I love to write. The sound of the keyboard and the way
fingers move across each key is calming. The sound a pencil makes as it strokes
across a stack of lined paper has the same effect on me that a roaring fireplace
does for others. The feeling of a pencil in my hand and the movements of
creating letters is exciting and perfect within my body. Watching words be
formed on a page is simply fantastic.
I love how each word has a definition and is assigned a part
of speech. Nouns have a physical description that can be described with more
words or with pictures in our heads. The word “bucket” may create a picture of
a black kitchen bucket, a stainless steel trough, a small red sand bucket, or a
number of other pictures. For me, the first visual that comes to my mind when
the word “bucket” is said, is of my yellow Labrador Retriever that I had many
years. Yes, I named her Bucket. I’ve been asked countless times why I have named
my dogs such, as they call them, “weird” names. It is for this very love of
words that I name my dogs after inanimate objects. It is incredible to me that
a word can create a picture in our minds. It is even more incredible to me, the
transition that takes place when you give a word a new meaning. Parents name
their children after what they want for their kids, a feeling or after a month;
Hope, Faith, or August. We don’t question them. When I named my dog Carwash, I
was regularly questioned as to why I would do such a thing. The word ‘carwash’
has a definition, the name Carwash, is just a word. I like the way it looks
when it is written. I like the way it sounds when you say it fast or when you
say it with love and drag out the sounds. I simply like the word.
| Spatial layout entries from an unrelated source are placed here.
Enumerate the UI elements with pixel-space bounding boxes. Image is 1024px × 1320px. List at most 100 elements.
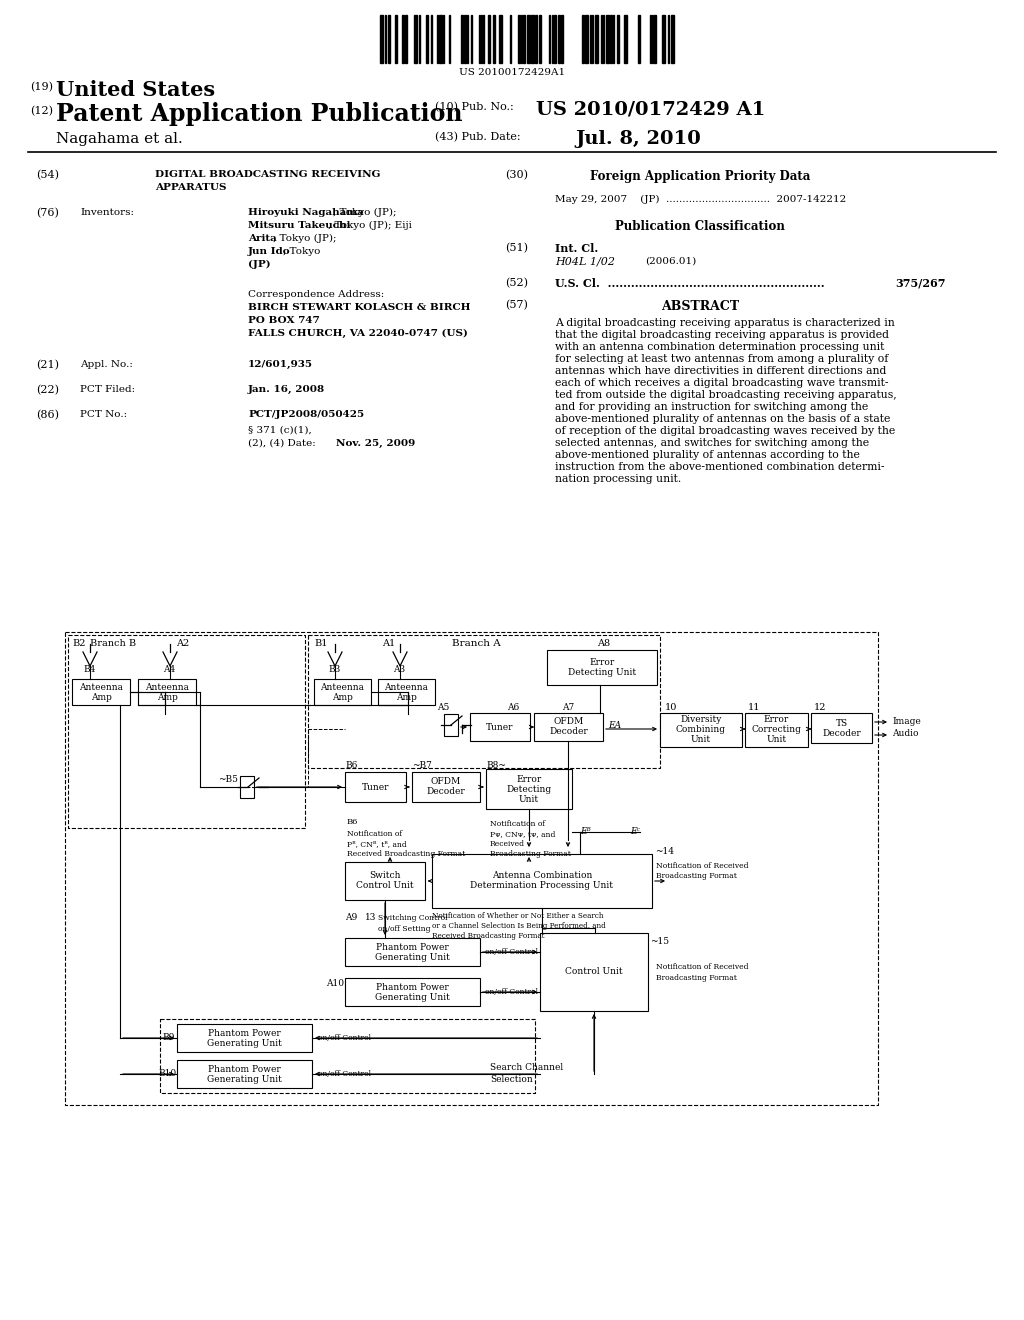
Text: Appl. No.:: Appl. No.: <box>80 360 133 370</box>
Bar <box>606 15 609 63</box>
Text: Pᴪ, CNᴪ, tᴪ, and: Pᴪ, CNᴪ, tᴪ, and <box>490 830 555 838</box>
Text: Amp: Amp <box>157 693 177 701</box>
Text: Received Broadcasting Format: Received Broadcasting Format <box>432 932 545 940</box>
Text: on/off Control: on/off Control <box>485 987 538 997</box>
Text: (30): (30) <box>505 170 528 181</box>
Text: Anteenna: Anteenna <box>145 682 189 692</box>
Bar <box>554 15 556 63</box>
Text: selected antennas, and switches for switching among the: selected antennas, and switches for swit… <box>555 438 869 447</box>
Bar <box>138 678 196 705</box>
Text: Switch: Switch <box>370 871 400 880</box>
Text: A4: A4 <box>163 664 175 673</box>
Bar <box>432 854 652 908</box>
Bar <box>811 713 872 743</box>
Text: Anteenna: Anteenna <box>321 682 365 692</box>
Text: Audio: Audio <box>892 730 919 738</box>
Text: PCT Filed:: PCT Filed: <box>80 385 135 393</box>
Text: Jul. 8, 2010: Jul. 8, 2010 <box>575 129 700 148</box>
Text: Antenna Combination: Antenna Combination <box>492 871 592 880</box>
Text: Control Unit: Control Unit <box>356 882 414 891</box>
Bar <box>523 15 525 63</box>
Bar <box>470 713 530 741</box>
Text: B8~: B8~ <box>486 760 506 770</box>
Bar <box>388 15 390 63</box>
Text: Jan. 16, 2008: Jan. 16, 2008 <box>248 385 326 393</box>
Text: antennas which have directivities in different directions and: antennas which have directivities in dif… <box>555 366 887 376</box>
Text: Generating Unit: Generating Unit <box>375 953 450 961</box>
Text: Broadcasting Format: Broadcasting Format <box>490 850 570 858</box>
Text: nation processing unit.: nation processing unit. <box>555 474 681 484</box>
Bar <box>527 15 530 63</box>
Text: Phantom Power: Phantom Power <box>208 1028 281 1038</box>
Bar <box>558 15 560 63</box>
Text: US 20100172429A1: US 20100172429A1 <box>459 69 565 77</box>
Text: BIRCH STEWART KOLASCH & BIRCH: BIRCH STEWART KOLASCH & BIRCH <box>248 304 470 312</box>
Bar <box>531 15 534 63</box>
Bar <box>314 678 371 705</box>
Text: Error: Error <box>590 657 614 667</box>
Text: A1: A1 <box>382 639 395 648</box>
Text: (12): (12) <box>30 106 53 116</box>
Text: Unit: Unit <box>691 735 711 744</box>
Text: B4: B4 <box>83 664 95 673</box>
Bar <box>624 15 627 63</box>
Text: TS: TS <box>836 718 848 727</box>
Text: (76): (76) <box>36 209 58 218</box>
Bar <box>660 713 742 747</box>
Text: Image: Image <box>892 717 921 726</box>
Text: instruction from the above-mentioned combination determi-: instruction from the above-mentioned com… <box>555 462 885 473</box>
Text: PCT No.:: PCT No.: <box>80 411 127 418</box>
Text: 10: 10 <box>665 704 677 713</box>
Bar <box>654 15 656 63</box>
Text: Generating Unit: Generating Unit <box>375 993 450 1002</box>
Bar <box>610 15 612 63</box>
Text: Error: Error <box>516 775 542 784</box>
Bar <box>444 714 458 737</box>
Text: Detecting: Detecting <box>507 784 552 793</box>
Text: Determination Processing Unit: Determination Processing Unit <box>470 882 613 891</box>
Text: ~B5: ~B5 <box>218 775 238 784</box>
Text: B1: B1 <box>314 639 328 648</box>
Text: with an antenna combination determination processing unit: with an antenna combination determinatio… <box>555 342 885 352</box>
Text: , Tokyo (JP);: , Tokyo (JP); <box>273 234 340 243</box>
Text: A9: A9 <box>345 913 357 923</box>
Text: Received: Received <box>490 840 525 847</box>
Bar <box>638 15 640 63</box>
Text: Tuner: Tuner <box>361 783 389 792</box>
Text: Correspondence Address:: Correspondence Address: <box>248 290 384 300</box>
Text: (JP): (JP) <box>248 260 270 269</box>
Text: on/off Control: on/off Control <box>485 948 538 956</box>
Text: Anteenna: Anteenna <box>79 682 123 692</box>
Bar <box>414 15 417 63</box>
Text: U.S. Cl.  ........................................................: U.S. Cl. ...............................… <box>555 279 824 289</box>
Text: A3: A3 <box>393 664 406 673</box>
Text: B3: B3 <box>328 664 340 673</box>
Text: 375/267: 375/267 <box>895 279 945 289</box>
Bar <box>177 1024 312 1052</box>
Bar <box>378 678 435 705</box>
Text: Error: Error <box>764 715 790 725</box>
Bar <box>461 15 463 63</box>
Text: for selecting at least two antennas from among a plurality of: for selecting at least two antennas from… <box>555 354 889 364</box>
Text: May 29, 2007    (JP)  ................................  2007-142212: May 29, 2007 (JP) ......................… <box>555 195 846 205</box>
Text: on/off Control: on/off Control <box>318 1034 371 1041</box>
Text: Phantom Power: Phantom Power <box>376 942 449 952</box>
Bar <box>240 776 254 799</box>
Text: Nagahama et al.: Nagahama et al. <box>56 132 182 147</box>
Text: Tuner: Tuner <box>486 722 514 731</box>
Bar <box>595 15 598 63</box>
Text: Decoder: Decoder <box>549 727 588 737</box>
Bar <box>488 15 490 63</box>
Bar <box>345 772 406 803</box>
Text: Phantom Power: Phantom Power <box>208 1064 281 1073</box>
Text: A6: A6 <box>507 704 519 713</box>
Text: Amp: Amp <box>90 693 112 701</box>
Text: Combining: Combining <box>676 726 726 734</box>
Text: Notification of Whether or Not Either a Search: Notification of Whether or Not Either a … <box>432 912 603 920</box>
Text: H04L 1/02: H04L 1/02 <box>555 257 615 267</box>
Bar <box>464 15 466 63</box>
Text: (52): (52) <box>505 279 528 288</box>
Text: , Tokyo (JP); Eiji: , Tokyo (JP); Eiji <box>328 220 412 230</box>
Bar <box>406 15 407 63</box>
Text: United States: United States <box>56 81 215 100</box>
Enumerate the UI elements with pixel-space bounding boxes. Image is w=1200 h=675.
When I named Bucket, I had a hard time changing the picture
in my head. For the first several months that I had her, every time I said her
name I saw a picture of a silver bucket appear in my mind’s eye. As the months
passed, the visual that I saw slowly changed and my visual definition of the
word bucket took a new shape. When people would say the word “bucket” in
conversation, I would no longer see that silver bucket, but rather, I would see
my 6 month old yellow Labrador in all her lanky and puppy-like ways. The word
made a complete transformation in my mind. I recall one night when it was
raining and a friend made the comment, “It’s raining buckets outside.” The image
that appeared in my head was of a million yellow labs falling from the sky. It
took me a second to recreate my visual definition of the word so that I could
understand the commonly used idiom that I had heard and understood so many
times before.
Words are strings of letters. Some person along the way
decided to put some of those letters together and made a word. They attached a
meaning and then repeated the word to other people. The definition allowed them
to have a mutual understanding. Giving names allows us to again use words. We
are introduced to that animal or human with the name and we have a common
understanding of what to call them. It’s phenomenal how words have meaning and
even multiple meanings. A simple letter change can change a word, and at times there
is no need to change a letter. It’s incredible. I am happiest when I am writing
words, when they are thought of in my head and find a way out of my body and
onto paper. I have a love for words.